9 May 2025 News
The results of the MIROCALS trial, investigating the impact of a low dose of a drug called interleukin 2 (IL-2) in people with MND, have been published in The Lancet today (Friday).
We have shared the frustration in the MND community about how long it has taken for these results to be published so this is a welcome step forward.
You may find our blog useful in helping to understand these results and what they mean.
Overall, if including all of the results from every person in the trial, the data doesn’t provide strong evidence that the drug is an effective treatment. However, further statistical analysis indicated people with slower progressing MND, as measured by a lower level of a specific biomarker, were less likely to have died during the 21 months of the trial if they were on the drug than if they had been taking the placebo. There are still complexities within those statistics which need to be taken into account.
We know that people with MND and their families want to know what this data means for them. We are looking to the UK MND Clinical Studies Group (CSG), which includes leading neurologists, researchers and people with MND, to support with that. We have asked the Group, as experts, to provide us with a steer as to what they believe should be the next steps.
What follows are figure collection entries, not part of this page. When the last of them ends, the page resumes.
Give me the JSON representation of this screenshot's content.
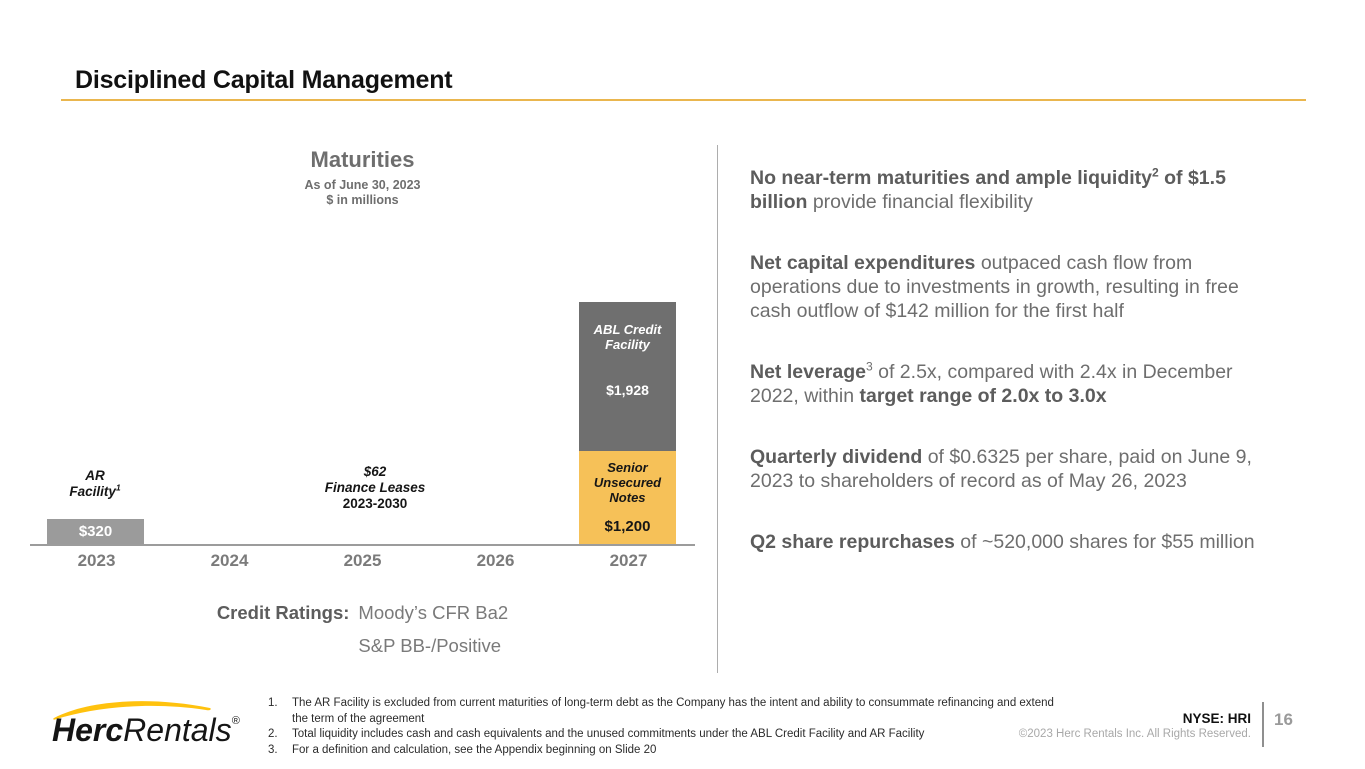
{
  "slide": {
    "title": "Disciplined Capital Management",
    "ticker": "NYSE: HRI",
    "copyright": "©2023 Herc Rentals Inc.  All Rights Reserved.",
    "page_number": "16",
    "accent_color": "#eab64e",
    "logo": {
      "brand_bold": "Herc",
      "brand_light": "Rentals",
      "reg": "®"
    }
  },
  "chart_data": {
    "type": "bar",
    "title": "Maturities",
    "subtitle1": "As of June 30, 2023",
    "subtitle2": "$ in millions",
    "categories": [
      "2023",
      "2024",
      "2025",
      "2026",
      "2027"
    ],
    "ylabel": "$ in millions",
    "grid": false,
    "series": [
      {
        "name": "AR Facility",
        "color": "#9b9b9b",
        "values": [
          320,
          0,
          0,
          0,
          0
        ]
      },
      {
        "name": "Senior Unsecured Notes",
        "color": "#f6c158",
        "values": [
          0,
          0,
          0,
          0,
          1200
        ]
      },
      {
        "name": "ABL Credit Facility",
        "color": "#6f6f6f",
        "values": [
          0,
          0,
          0,
          0,
          1928
        ]
      }
    ],
    "bars": {
      "ar_facility": {
        "value": 320,
        "value_label": "$320",
        "label_line1": "AR",
        "label_line2": "Facility",
        "label_sup": "1"
      },
      "abl": {
        "value": 1928,
        "value_label": "$1,928",
        "name_line1": "ABL Credit",
        "name_line2": "Facility"
      },
      "notes": {
        "value": 1200,
        "value_label": "$1,200",
        "name_line1": "Senior",
        "name_line2": "Unsecured",
        "name_line3": "Notes"
      }
    },
    "annotation_2025": {
      "line1": "$62",
      "line2": "Finance Leases",
      "line3": "2023-2030"
    },
    "credit_ratings": {
      "label": "Credit Ratings:",
      "line1": "Moody’s CFR Ba2",
      "line2": "S&P BB-/Positive"
    }
  },
  "right": {
    "bullets": [
      [
        {
          "t": "No near-term maturities and ample liquidity",
          "b": true
        },
        {
          "t": "2",
          "b": true,
          "sup": true
        },
        {
          "t": " of $1.5 billion",
          "b": true
        },
        {
          "t": " provide financial flexibility",
          "b": false
        }
      ],
      [
        {
          "t": "Net capital expenditures",
          "b": true
        },
        {
          "t": " outpaced cash flow from operations due to investments in growth, resulting in free cash outflow of $142 million for the first half",
          "b": false
        }
      ],
      [
        {
          "t": "Net leverage",
          "b": true
        },
        {
          "t": "3",
          "b": false,
          "sup": true
        },
        {
          "t": " of 2.5x, compared with 2.4x in December 2022, within ",
          "b": false
        },
        {
          "t": "target range of 2.0x to 3.0x",
          "b": true
        }
      ],
      [
        {
          "t": "Quarterly dividend",
          "b": true
        },
        {
          "t": " of $0.6325 per share, paid on June 9, 2023 to shareholders of record as of May 26, 2023",
          "b": false
        }
      ],
      [
        {
          "t": "Q2 share repurchases",
          "b": true
        },
        {
          "t": " of ~520,000 shares for $55 million",
          "b": false
        }
      ]
    ]
  },
  "footnotes": [
    {
      "num": "1.",
      "text": "The AR Facility is excluded from current maturities of long-term debt as the Company has the intent and ability to consummate refinancing and extend the term of the agreement"
    },
    {
      "num": "2.",
      "text": "Total liquidity includes cash and cash equivalents and the unused commitments under the ABL Credit Facility and AR Facility"
    },
    {
      "num": "3.",
      "text": "For a definition and calculation, see the Appendix beginning on Slide 20"
    }
  ]
}
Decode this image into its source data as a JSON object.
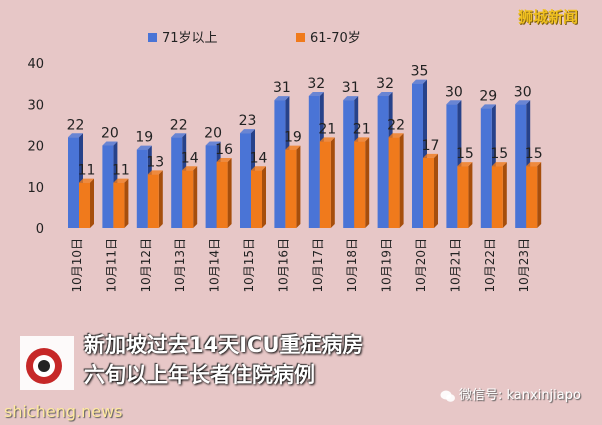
{
  "brand": "狮城新闻",
  "caption": {
    "line1": "新加坡过去14天ICU重症病房",
    "line2": "六旬以上年长者住院病例"
  },
  "site": "shicheng.news",
  "wechat": "微信号: kanxinjiapo",
  "colors": {
    "series1": "#4a74d6",
    "series2": "#f07a1c",
    "background": "#e7c7c7"
  },
  "chart_data": {
    "type": "bar",
    "categories": [
      "10月10日",
      "10月11日",
      "10月12日",
      "10月13日",
      "10月14日",
      "10月15日",
      "10月16日",
      "10月17日",
      "10月18日",
      "10月19日",
      "10月20日",
      "10月21日",
      "10月22日",
      "10月23日"
    ],
    "series": [
      {
        "name": "71岁以上",
        "values": [
          22,
          20,
          19,
          22,
          20,
          23,
          31,
          32,
          31,
          32,
          35,
          30,
          29,
          30
        ]
      },
      {
        "name": "61-70岁",
        "values": [
          11,
          11,
          13,
          14,
          16,
          14,
          19,
          21,
          21,
          22,
          17,
          15,
          15,
          15
        ]
      }
    ],
    "yticks": [
      0,
      10,
      20,
      30,
      40
    ],
    "ylim": [
      0,
      40
    ],
    "legend": "top"
  }
}
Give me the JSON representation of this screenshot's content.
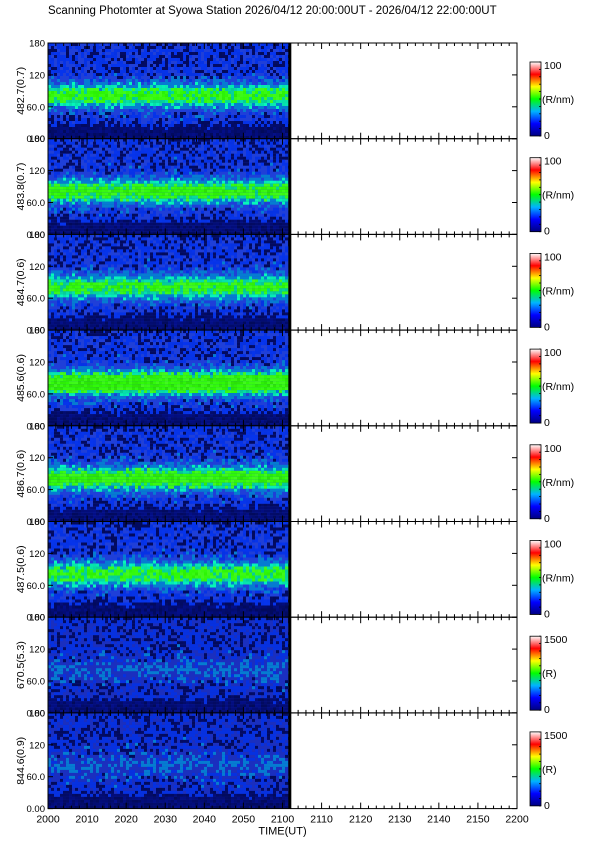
{
  "page": {
    "title": "Scanning Photomter at Syowa Station 2026/04/12 20:00:00UT - 2026/04/12 22:00:00UT"
  },
  "chart_data": {
    "type": "heatmap",
    "title": "Scanning Photomter at Syowa Station 2026/04/12 20:00:00UT - 2026/04/12 22:00:00UT",
    "xlabel": "TIME(UT)",
    "x_ticks": [
      "2000",
      "2010",
      "2020",
      "2030",
      "2040",
      "2050",
      "2100",
      "2110",
      "2120",
      "2130",
      "2140",
      "2150",
      "2200"
    ],
    "x_range_minutes": [
      0,
      120
    ],
    "data_end_minute": 62,
    "y_range": [
      0,
      180
    ],
    "y_ticks": [
      "0.00",
      "60.0",
      "120",
      "180"
    ],
    "colormap": [
      "#000080",
      "#0000ff",
      "#00b4ff",
      "#00ff00",
      "#ffff00",
      "#ff0000",
      "#ffffff"
    ],
    "panels": [
      {
        "ylabel": "482.7(0.7)",
        "colorbar": {
          "max": "100",
          "min": "0",
          "unit": "(R/nm)"
        }
      },
      {
        "ylabel": "483.8(0.7)",
        "colorbar": {
          "max": "100",
          "min": "0",
          "unit": "(R/nm)"
        }
      },
      {
        "ylabel": "484.7(0.6)",
        "colorbar": {
          "max": "100",
          "min": "0",
          "unit": "(R/nm)"
        }
      },
      {
        "ylabel": "485.6(0.6)",
        "colorbar": {
          "max": "100",
          "min": "0",
          "unit": "(R/nm)"
        }
      },
      {
        "ylabel": "486.7(0.6)",
        "colorbar": {
          "max": "100",
          "min": "0",
          "unit": "(R/nm)"
        }
      },
      {
        "ylabel": "487.5(0.6)",
        "colorbar": {
          "max": "100",
          "min": "0",
          "unit": "(R/nm)"
        }
      },
      {
        "ylabel": "670.5(5.3)",
        "colorbar": {
          "max": "1500",
          "min": "0",
          "unit": "(R)"
        }
      },
      {
        "ylabel": "844.6(0.9)",
        "colorbar": {
          "max": "1500",
          "min": "0",
          "unit": "(R)"
        }
      }
    ]
  }
}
We understand the urgency of this, and that people with MND have already waited too long for these results. So we have asked the CSG to come to a view on this in the next few days. What we do next will be led by this expert view.
We’re working with MND Scotland and My Name’5 Doddie Foundation collaboratively to pursue every avenue available to us to make proven treatments available to people with MND as quickly as possible and on an equitable basis.
MIROCALS was a pan-European clinical trial that investigated the impact of low dose interleukin 2 (IL-2) in people with MND. It announced encouraging preliminary results in December 2022.